Françoise pratique la marche à pied et participe aux animations proposées par la ville : aux jeux de cartes ou au tricot, elle préfère le loto. Chaque jour, Françoise fait son petit tour : elle ne s’aventure pas jusqu’à la piste cyclable, mais parcourt, entre un cours d’informatique à la Médiathèque et une séance à la CDC , le chemin de ronde. Françoise rêve du développement des moyens de locomotion collectif. Une piétonne, on l’a dit, à l’affût des occasions de laisser ses pantoufles à la maison.

Nous allons découvrir la Bastide, des manières de déambuler à travers ses petites rues, ses petits chemins. Je vous propose un trajet découverte comme je l’ai fait quand je suis arrivée ici.

« Cette vue que nous avons de l’ensemble de la Bastide avec un parking plein... regardez Libourne, regardez de nombreuses Bastides où le stationnement ne se fait pas au cœur de ville, nous perdons les possibilités de découvrir celle de Sauveterre. Beaucoup de lieux sont repérables, mais ne sont pas indiqués : l’église, si nous nous trouvons ici, nous ne la voyons pas. Ce n’est pas fléché : on ne va pas nous emmener sur des points précis. Au niveau de l’architecture, il ne faut pas regarder en l’air ! Il y a un réel besoin de rénover des façades avec leurs balcons en fer forgé qui sont fabuleuses. »

Déambuler, découvrir et apprécier. Ce sont les trois mots que nous dit Monique au début de son itinéraire. Férue d’architecture, elle vient souvent dans les rues de Sauveterre déambuler au gré de ses envies. Par exemple, en faisant un petit détour pour admirer le colombage d’une maison qui lui rappelle la Normandie dont elle est originaire.

Elle habite à quelques kilomètres en plein cœur des vignes. Elle vient le mardi pour le marché, au besoin chez le libraire ou le pharmacien, mais aussi pour faire le tour de la Bastide avec ses amis normands. Arrivée au mois de septembre deux ans auparavant, elle fait des découvertes à chaque promenade !

L’itinéraire que je fais très régulièrement, plusieurs fois par semaine, du centre-bourg vers chez moi, Saint-Léger, ma famille.

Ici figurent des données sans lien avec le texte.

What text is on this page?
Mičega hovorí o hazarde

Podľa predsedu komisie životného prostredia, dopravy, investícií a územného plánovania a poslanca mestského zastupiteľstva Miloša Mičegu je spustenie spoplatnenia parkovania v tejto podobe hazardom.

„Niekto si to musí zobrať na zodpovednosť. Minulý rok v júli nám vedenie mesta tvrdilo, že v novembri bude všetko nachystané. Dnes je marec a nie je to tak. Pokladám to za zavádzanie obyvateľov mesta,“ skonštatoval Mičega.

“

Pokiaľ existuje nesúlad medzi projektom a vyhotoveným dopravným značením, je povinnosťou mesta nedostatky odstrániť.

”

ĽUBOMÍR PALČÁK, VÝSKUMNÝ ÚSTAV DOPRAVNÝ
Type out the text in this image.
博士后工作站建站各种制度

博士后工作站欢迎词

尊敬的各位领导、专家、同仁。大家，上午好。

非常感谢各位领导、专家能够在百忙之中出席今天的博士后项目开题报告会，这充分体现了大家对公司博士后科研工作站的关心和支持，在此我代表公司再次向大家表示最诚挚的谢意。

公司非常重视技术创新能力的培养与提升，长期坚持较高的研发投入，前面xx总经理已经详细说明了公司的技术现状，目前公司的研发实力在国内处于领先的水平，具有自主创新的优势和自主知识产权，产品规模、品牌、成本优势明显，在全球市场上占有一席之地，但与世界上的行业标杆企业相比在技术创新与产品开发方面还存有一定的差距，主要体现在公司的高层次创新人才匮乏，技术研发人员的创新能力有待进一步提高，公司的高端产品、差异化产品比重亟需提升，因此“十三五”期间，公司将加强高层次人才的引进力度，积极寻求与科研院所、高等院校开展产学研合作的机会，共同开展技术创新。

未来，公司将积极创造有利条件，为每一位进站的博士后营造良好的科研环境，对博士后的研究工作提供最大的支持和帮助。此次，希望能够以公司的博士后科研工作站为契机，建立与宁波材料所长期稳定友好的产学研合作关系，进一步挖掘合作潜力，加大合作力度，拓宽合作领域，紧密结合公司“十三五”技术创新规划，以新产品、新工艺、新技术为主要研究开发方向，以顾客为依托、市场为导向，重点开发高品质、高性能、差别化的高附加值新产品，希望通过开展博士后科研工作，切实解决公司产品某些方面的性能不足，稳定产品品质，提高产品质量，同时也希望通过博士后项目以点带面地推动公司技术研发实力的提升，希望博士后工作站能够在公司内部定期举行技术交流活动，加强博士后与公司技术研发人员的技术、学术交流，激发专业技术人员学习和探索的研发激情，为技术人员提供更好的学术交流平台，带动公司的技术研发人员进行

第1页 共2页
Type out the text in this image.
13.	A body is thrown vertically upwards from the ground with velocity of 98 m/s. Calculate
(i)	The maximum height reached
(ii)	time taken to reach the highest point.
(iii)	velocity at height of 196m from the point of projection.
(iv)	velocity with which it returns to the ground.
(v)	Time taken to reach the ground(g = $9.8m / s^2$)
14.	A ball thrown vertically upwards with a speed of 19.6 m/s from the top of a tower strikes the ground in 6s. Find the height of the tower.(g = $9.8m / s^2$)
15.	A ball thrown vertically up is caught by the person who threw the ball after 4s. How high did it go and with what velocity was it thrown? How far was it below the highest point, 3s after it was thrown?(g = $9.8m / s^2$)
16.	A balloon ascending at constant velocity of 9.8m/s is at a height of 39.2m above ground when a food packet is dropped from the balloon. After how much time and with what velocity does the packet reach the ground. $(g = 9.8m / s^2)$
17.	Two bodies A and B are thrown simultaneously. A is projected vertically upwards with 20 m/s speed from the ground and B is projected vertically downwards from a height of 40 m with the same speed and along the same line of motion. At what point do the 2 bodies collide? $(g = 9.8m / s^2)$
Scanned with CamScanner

Beaucoup de souvenirs, mon enfance, ma jeunesse, ma vie et des projets pour le coin, pourquoi pas ?

« Au bout du chemin, cette famille est la seule qui soit restée : toutes les autres sont parties. De l’autre côté, ces maisons sont devenues des gîtes. Il manque son âme à Saint-Léger. Nous sommes sur Sauveterre maintenant. Ici, c’est fini... Je ne peux pas ouvrir l’église parce que je n’ai pas réussi à obtenir la clé. Quelqu’un venait l’ouvrir matin et soir, mais des carreaux de Gironde ont été volés. Elle est toute petite, cette église, il n’y a plus que le chœur. À l’époque, il y avait une messe tous les dimanches. Nous, enfants, il y avait une dame qui allait tous les jours sonner midi. On montait et on allait s’amuser en se pendant à la corde. »

Annie différencie encore, comme beaucoup, Sauveterre de Saint-Léger, même si les deux communes ont fusionné en 1965. Aujourd’hui, elle s’est installée dans une maison facile à vivre en haut de Sauveterre, à proximité de toutes les commodités, sur le chemin de ronde intramuros. Annie est partie de Saint-Léger, village de ses parents, grands-parents, arrière-grandsparents, s’installer ici pour la retraite. Mais, quand elle dit « chez moi », Annie parle de Saint-Léger : tant de souvenirs y vivent encore. Les fêtes de village, les enfants transportés en brouette pour aller à l’école quand la Vignague débordait... Annie a la mémoire précise et son témoignage est précieux.